Bullard was invited to appear on The Today Show, which led to other appearances and speaking engagements. At last, in parts of America, his heroism was finally recognized.
His one return visit to Georgia was not a happy one. His family had been scattered and one brother had been lynched. He never returned to the South again and lived out the rest of his life in New York City.
In 1960, General Charles de Gaulle, came to visit President Eisenhower. After giving speeches at City Hall and the Waldorf Astoria, he went to the Seventh Regiment Armory. Five thousand French were there and Eugene Jacques Bullard’s presence had been requested.
After his speech, de Gaulle looked into the crowd searching for someone.
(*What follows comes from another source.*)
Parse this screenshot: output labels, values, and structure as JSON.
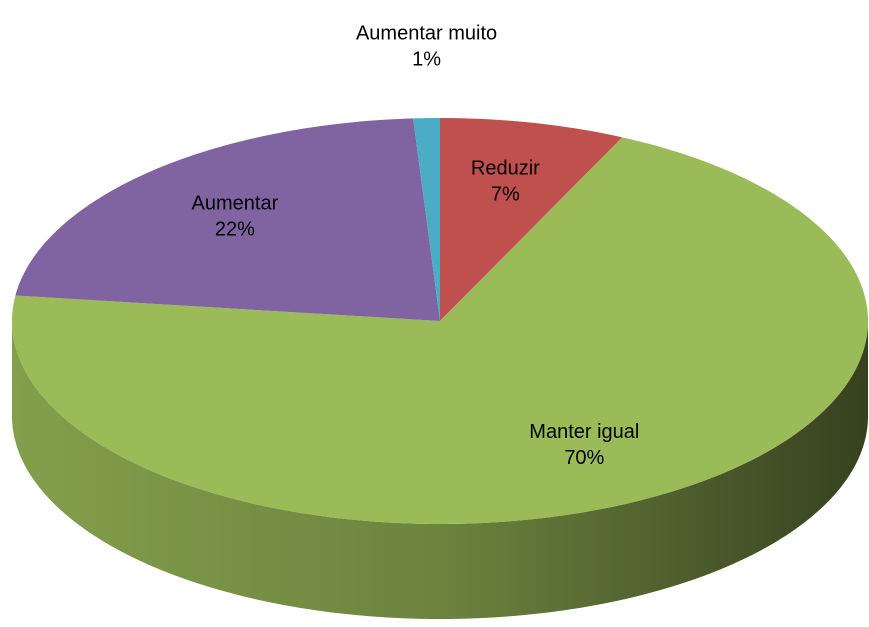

The general then left the podium and headed into the audience to find a lone Black man, his chest gleaming with medals. The man stood at attention and saluted. De Gaulle returned the salute, then put his hand out and pulled the old soldier into a massive hug. ‘All our country is in your debt,’ said the general. Bullard, whose journey through life had begun as a stowaway, sure only that he belonged in France, could only answer, ‘Merci, mon general. Merci beaucoup.’
On October 12th, 1961, just 3 days after his 66th birthday, the Black Sparrow, Eugene Jacques Bullard, the old horseman, boxer, soldier, pilot, spy, club-owner, musician, and father died. He was buried in the Federation of French War Veterans cemetery in Flushing, N.Y. As per his request, he was wearing the uniform of a French Foreign Legionnaire, and his casket was draped in the French tricolor.
Thirty-three years later, President Bill Clinton promoted Bullard to the rank of second lieutenant in the U.S. Air Force.